How to Exhibit at #BIO2012

Yesterday, we responded on LinkedIn to the following note:

THis is our first BIO conference in June and want to make it a great one. Any hints or helpful suggestions for our booth?.

 Our response was:
Make your booth as self-sustaining as you can, then spend your time on all of the meetings you pre-arranged (or will pre-arrange) prior to the actual show. Even if you don’t register for the One-on-One, you can’t just stand there at your booth and wait and hope and pray that business will come to you. The Exhibition is awash in a sea of similar-looking booths with similar-sounding messages and pictures. Forget all that. Save your feet and do something different than your competitors by setting up as many meetings with qualified leads and prospects as you can PRIOR to the exhibition. Then have these meetings wherever convenient; your booth, Starbucks, lobbies, wherever. You’re much better off meeting 15 solid leads versus 50 floor walkers looking for free pens and candy.
If you are going to spend time in the booth, then don’t check email, don’t eat lunch, etc. Stand in the aisle handing out flyers and do some networking. Also, remember that the goal should be networking and searching for qualified leads. Selling comes later.
This response was admittedly written in haste. So, having had a day to think about it, here is our advice to #BIO2012 Exhibitors:
Don’t Exhibit.
Yes, this is a rather provocative statement. However, as we said in the LinkedIn post, the exhibition hall is a sea of sameness. Standing in front of a booth hoping for qualified leads to simply come over with open checkbooks is rarely a good strategy. We are reminded of the auto repair section of a phonebook. You could shuffle the names and addresses and phone numbers around, and still not be able to tell one auto mechanic from another. So trying to stand out amongst the sea of similar-looking booths is very difficult.
The best use of a booth is to serve as a meeting place for meetings that were pre-arranged prior to the conference. But, how does one pre-arrange meetings prior to the conference?
This is the key question. Out of respect to some of our current clients, we cannot get into specifics here. However, our general advice begins with your USP. You simply have to have some unique selling proposition (USP). Even if your company does the exact same thing as your neighbor in the booth next door, you still need a USP that is different. It may have to be inventive, creative, or highly niched, but you must have one. Without one, a prospect does not have a specific reason to talk to you on issues other than price. Ask yourself, “Why would anyone want to do business with us?” Remember, there are a lot of service providers who are highly qualified, fast, GMP Compliant, experienced, client-focused, fast, etc., etc.
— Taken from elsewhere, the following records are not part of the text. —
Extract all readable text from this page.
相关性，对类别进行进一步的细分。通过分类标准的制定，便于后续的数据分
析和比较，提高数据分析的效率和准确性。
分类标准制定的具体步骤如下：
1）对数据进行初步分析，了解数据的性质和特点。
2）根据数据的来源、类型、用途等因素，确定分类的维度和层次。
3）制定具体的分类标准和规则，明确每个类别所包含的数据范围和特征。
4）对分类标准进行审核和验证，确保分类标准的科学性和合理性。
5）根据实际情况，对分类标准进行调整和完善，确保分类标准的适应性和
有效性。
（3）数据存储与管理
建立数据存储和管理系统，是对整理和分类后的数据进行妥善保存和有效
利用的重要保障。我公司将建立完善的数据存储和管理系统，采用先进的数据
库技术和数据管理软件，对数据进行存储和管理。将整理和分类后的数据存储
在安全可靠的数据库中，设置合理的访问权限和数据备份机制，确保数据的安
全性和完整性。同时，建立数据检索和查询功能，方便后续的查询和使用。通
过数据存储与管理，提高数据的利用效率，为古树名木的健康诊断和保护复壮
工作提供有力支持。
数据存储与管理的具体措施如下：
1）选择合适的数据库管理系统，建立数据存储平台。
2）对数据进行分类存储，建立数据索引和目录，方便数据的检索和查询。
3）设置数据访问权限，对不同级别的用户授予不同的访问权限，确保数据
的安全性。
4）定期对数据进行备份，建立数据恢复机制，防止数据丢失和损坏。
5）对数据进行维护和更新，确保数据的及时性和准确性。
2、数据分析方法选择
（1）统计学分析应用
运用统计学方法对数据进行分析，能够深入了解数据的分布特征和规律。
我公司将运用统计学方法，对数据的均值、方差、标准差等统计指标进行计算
These are a given. You simply have to move away from the crowd and stake your own ground.
Second, you must identify and target your marketing towards qualified leads. Using LinkedIn, Jigsaw/Data, and other tools, it is possible to find prospective leads, then target your marketing accordingly. Admittedly this requires a great deal of grunt work to build a database of leads from scratch. But a small set of highly qualified prospects is always better than a list 10x larger full of contacts who will ignore your monthly newsletter or postcard or magazine ad.
Further, it is important to laser-focus and micromarket to your prospective clients, avoiding mass media approaches with <1% response rates that rarely, if ever, actually deliver qualified leads. Of course, this assumes that your USP and offer is compelling to begin with. That money spent on pens and candy could be better spent mailing a provocative USP-containing letter or postcard campaign to a small set of qualified leads.
Note that repetitive marketing to a small, focused list is generally more effective than a spray and pray approach. There is little doubt that your advertising consultants and agencies will disagree. They will push for more mailings, more web traffic, a bigger booth, more pens to give away, etc., etc. But, like the Goodyear blimp doesn’t cause me to run out and buy tires, nor does mass marketing work well in an increasingly crowded, distracted market.
If you cannot come up with something unique to say about your company, then you have to lower the activation energy with a low-cost (or free) offer or sample (a real sample, not a pen). For example, we’ve heard of certain service providers who are offering low-cost “audits” of existing Preclinical or Clinical studies…a second set of eyes, so to speak. We see this a lot on many other markets outside pharma/biotech, and we see no reason why it should not work here.
Yes, these ideas may raise your per-customer acquisition cost. But, these approaches will dramatically increase the chance of securing business in an increasingly crowded, hyper-competitive, unfocused, easily distracted market.